Windows¶
Windows are the memory of the circuit breaker. They store recent call outcomes (like successes, failures, and response times) and provide the metrics that trippers use to decide whether to open the circuit.
Fluxgate provides two types of windows:
| Window Type | Tracking Method | Best For... |
|---|---|---|
| CountWindow | Last N calls | Services with stable traffic, where you want to evaluate a fixed number of recent operations. |
| TimeWindow | Last N seconds | Services with variable or bursty traffic, where time-based evaluation is more meaningful. |
CountWindow¶
CountWindow tracks a fixed number of the most recent calls. It's a great choice for services with stable and predictable traffic patterns.
How It Works¶
It maintains a fixed-size circular buffer in memory. When a new call is recorded, it overwrites the oldest one if the window is full. This guarantees that the window always contains exactly the last N calls, providing a consistent volume for evaluation.
Basic Usage¶
from fluxgate import CircuitBreaker
from fluxgate.windows import CountWindow
# This breaker will base its decisions on the last 100 calls.
cb = CircuitBreaker(
name="stable_api",
window=CountWindow(size=100),
...
)
TimeWindow¶
TimeWindow tracks calls that have occurred over the last N seconds. It's ideal for services with irregular or bursty traffic where a time-based perspective is more important than a call count.
How It Works¶
It uses a series of time-based buckets (one for each second in the window). When a call is recorded, its outcome is aggregated into the bucket corresponding to the current timestamp. Old buckets that fall outside the time window expire automatically and are reused.

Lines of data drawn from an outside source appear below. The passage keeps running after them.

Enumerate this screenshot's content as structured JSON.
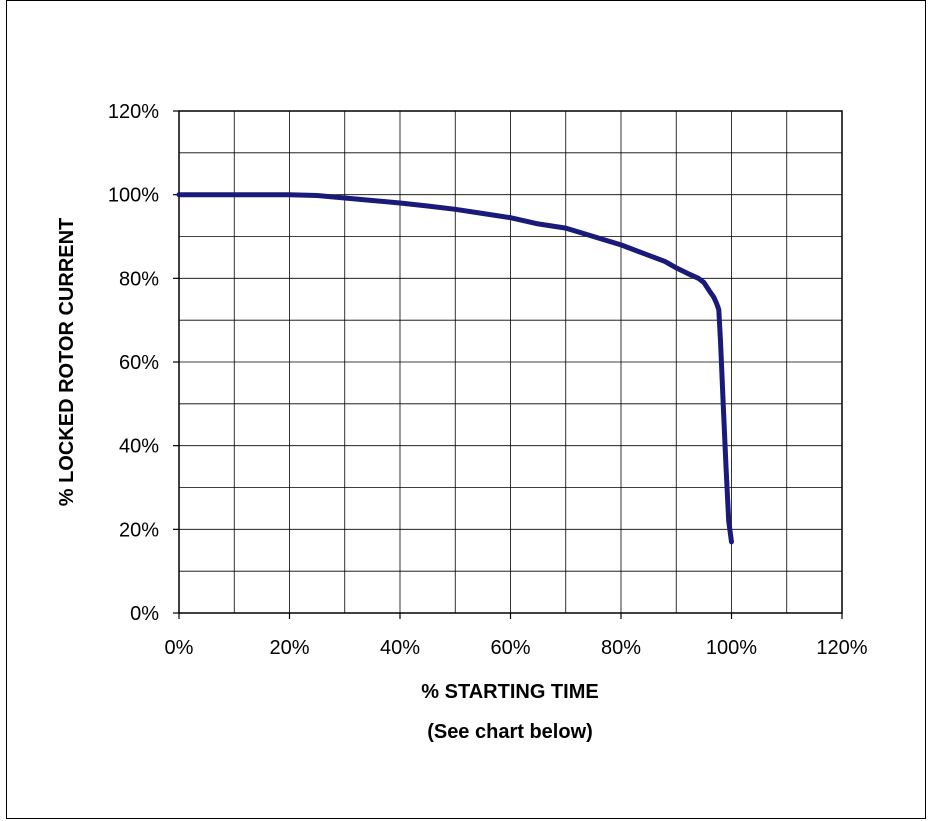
{
  "chart_data": {
    "type": "line",
    "title": "",
    "xlabel": "% STARTING TIME",
    "xlabel_note": "(See chart below)",
    "ylabel": "% LOCKED ROTOR CURRENT",
    "xlim": [
      0,
      120
    ],
    "ylim": [
      0,
      120
    ],
    "x_ticks": [
      0,
      10,
      20,
      30,
      40,
      50,
      60,
      70,
      80,
      90,
      100,
      110,
      120
    ],
    "y_ticks": [
      0,
      10,
      20,
      30,
      40,
      50,
      60,
      70,
      80,
      90,
      100,
      110,
      120
    ],
    "x_tick_labels": [
      "0%",
      "20%",
      "40%",
      "60%",
      "80%",
      "100%",
      "120%"
    ],
    "y_tick_labels": [
      "0%",
      "20%",
      "40%",
      "60%",
      "80%",
      "100%",
      "120%"
    ],
    "grid": true,
    "legend": "none",
    "series": [
      {
        "color": "#1a1a7a",
        "x": [
          0,
          10,
          20,
          25,
          30,
          35,
          40,
          45,
          50,
          55,
          60,
          65,
          70,
          75,
          80,
          85,
          88,
          90,
          92,
          94,
          95,
          96,
          96.8,
          97.3,
          97.7,
          98,
          98.5,
          99,
          99.5,
          100
        ],
        "y": [
          100,
          100,
          100,
          99.8,
          99.2,
          98.6,
          98,
          97.3,
          96.5,
          95.5,
          94.5,
          93,
          92,
          90,
          88,
          85.5,
          84,
          82.5,
          81.2,
          80,
          79,
          77,
          75.5,
          74,
          72.5,
          65,
          50,
          35,
          22,
          17
        ]
      }
    ]
  }
}
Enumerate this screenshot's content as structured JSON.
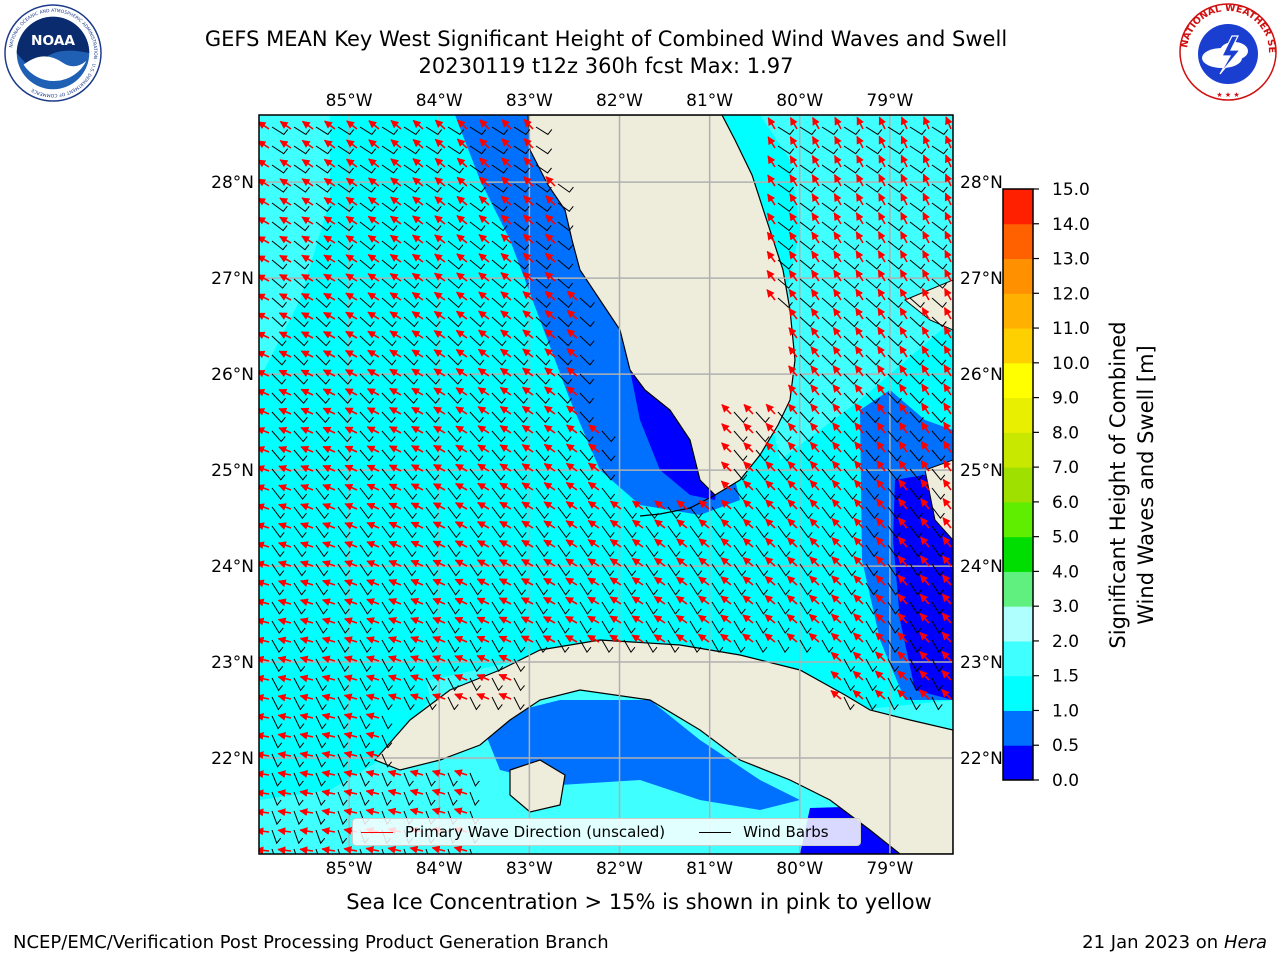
{
  "header": {
    "title_line1": "GEFS MEAN Key West Significant Height of Combined Wind Waves and Swell",
    "title_line2": "20230119 t12z 360h fcst   Max: 1.97"
  },
  "logos": {
    "noaa": {
      "text": "NOAA",
      "ring_text": "NATIONAL OCEANIC AND ATMOSPHERIC ADMINISTRATION · U.S. DEPARTMENT OF COMMERCE",
      "icon": "noaa-logo"
    },
    "nws": {
      "ring_text": "NATIONAL WEATHER SERVICE",
      "icon": "nws-logo"
    }
  },
  "map": {
    "region": "Key West / South Florida / Cuba",
    "lon_ticks": [
      "85°W",
      "84°W",
      "83°W",
      "82°W",
      "81°W",
      "80°W",
      "79°W"
    ],
    "lat_ticks": [
      "28°N",
      "27°N",
      "26°N",
      "25°N",
      "24°N",
      "23°N",
      "22°N"
    ],
    "lon_range": [
      -86.0,
      -78.3
    ],
    "lat_range": [
      21.0,
      28.7
    ],
    "gridlines": true,
    "colors": {
      "land": "#eeecdb",
      "coast": "#000000",
      "grid": "#b0b0b0",
      "arrow": "#ff0000",
      "barb": "#000000"
    }
  },
  "legend": {
    "items": [
      {
        "label": "Primary Wave Direction (unscaled)",
        "color": "#ff0000"
      },
      {
        "label": "Wind Barbs",
        "color": "#000000"
      }
    ]
  },
  "colorbar": {
    "label": "Significant Height of Combined\nWind Waves and Swell [m]",
    "label_line1": "Significant Height of Combined",
    "label_line2": "Wind Waves and Swell [m]",
    "ticks": [
      "0.0",
      "0.5",
      "1.0",
      "1.5",
      "2.0",
      "3.0",
      "4.0",
      "5.0",
      "6.0",
      "7.0",
      "8.0",
      "9.0",
      "10.0",
      "11.0",
      "12.0",
      "13.0",
      "14.0",
      "15.0"
    ],
    "colors": [
      "#0000ff",
      "#0070ff",
      "#00ffff",
      "#40ffff",
      "#b0ffff",
      "#60f080",
      "#00dd00",
      "#60ee00",
      "#a0e000",
      "#c8e800",
      "#e8ef00",
      "#ffff00",
      "#ffd000",
      "#ffb000",
      "#ff9000",
      "#ff6000",
      "#ff2000"
    ]
  },
  "chart_data": {
    "type": "heatmap",
    "title": "GEFS MEAN Key West Significant Height of Combined Wind Waves and Swell",
    "max_value": 1.97,
    "units": "m",
    "dominant_range": [
      1.0,
      1.5
    ],
    "notes_shown": [
      "Max: 1.97"
    ]
  },
  "footer": {
    "note": "Sea Ice Concentration > 15% is shown in pink to yellow",
    "left": "NCEP/EMC/Verification Post Processing Product Generation Branch",
    "right_prefix": "21 Jan 2023 on ",
    "right_host": "Hera"
  }
}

This approach ensures that a sudden burst of failures doesn't dominate the metrics for too long.
Basic Usage¶
from fluxgate import CircuitBreaker
from fluxgate.windows import TimeWindow
# This breaker will base its decisions on calls made in the last 60 seconds.
cb = CircuitBreaker(
name="variable_traffic_api",
window=TimeWindow(size=60),
...
)
Choosing a Window¶
Comparison¶
| Feature | CountWindow | TimeWindow |
|---|---|---|
| Memory Usage | Proportional to the number of calls (size). |
Proportional to the duration in seconds (size). |
| Traffic Spikes | A burst of calls can quickly flush out old data. | Retains data for the full duration, smoothing out bursts. |
| Low Traffic | Gathers a full set of metrics faster. | May take longer to collect enough data to be meaningful. |
| Evaluation Basis | A fixed number of calls. | A fixed duration of time. |
| Granularity | Per-call. | Per-second. |
When should I use CountWindow?¶
CountWindow is an excellent choice when you have:
- Stable and predictable traffic: The rate of calls doesn't fluctuate dramatically.
- A need for memory efficiency: It often consumes less memory than
TimeWindowfor equivalent coverage. - A desire for fast evaluation: It can fill up and provide meaningful metrics quickly.
Common use cases: Internal microservice-to-microservice communication, background processing, or batch jobs.
When should I use TimeWindow?¶
TimeWindow is generally recommended and is a safer default choice, especially when you have:
- Irregular or bursty traffic: It handles sudden spikes in traffic gracefully.
- A need for time-based policies: Your SLOs are likely defined in terms of time (e.g., "99.9% uptime over any 5-minute window").
- A focus on real-time responsiveness: It ensures that decisions are always based on a recent time period, regardless of call volume.
Common use cases: Public-facing APIs, user-facing services, or calls to volatile external services.
Metrics¶
Both window types provide the same rich set of metrics for trippers.
from fluxgate.windows import CountWindow
from fluxgate.metric import Record
window = CountWindow(size=100)
# Record calls manually
window.record(Record(success=True, duration=0.5))
window.record(Record(success=False, duration=1.2))
# Get the aggregated metric object
metric = window.get_metric()
print(f"Total calls: {metric.total_count}")
print(f"Failed calls: {metric.failure_count}")
print(f"Average duration: {metric.avg_duration}")
Available Metrics:
total_count: Total number of calls recorded in the window.failure_count: Number of calls tracked as failures.total_duration: Sum of the durations of all calls.slow_count: Number of calls that exceeded theslow_threshold.avg_duration: The average response time (total_duration / total_count).failure_rate: The ratio of failed calls (failure_count / total_count).slow_rate: The ratio of slow calls (slow_count / total_count).
Automatic Reset¶
Windows automatically clear their metrics when the circuit breaker transitions between states (e.g., OPEN → HALF_OPEN or HALF_OPEN → CLOSED). This ensures that each recovery attempt and each new CLOSED period begins with a clean slate.
Performance Considerations¶
| Operation | CountWindow | TimeWindow |
|---|---|---|
| Memory | O(N), where N is size |
O(N), where N is size |
record() |
O(1) | O(1) |
get_metric() |
O(1) | O(1) |
Both implementations are highly optimized and designed for negligible overhead.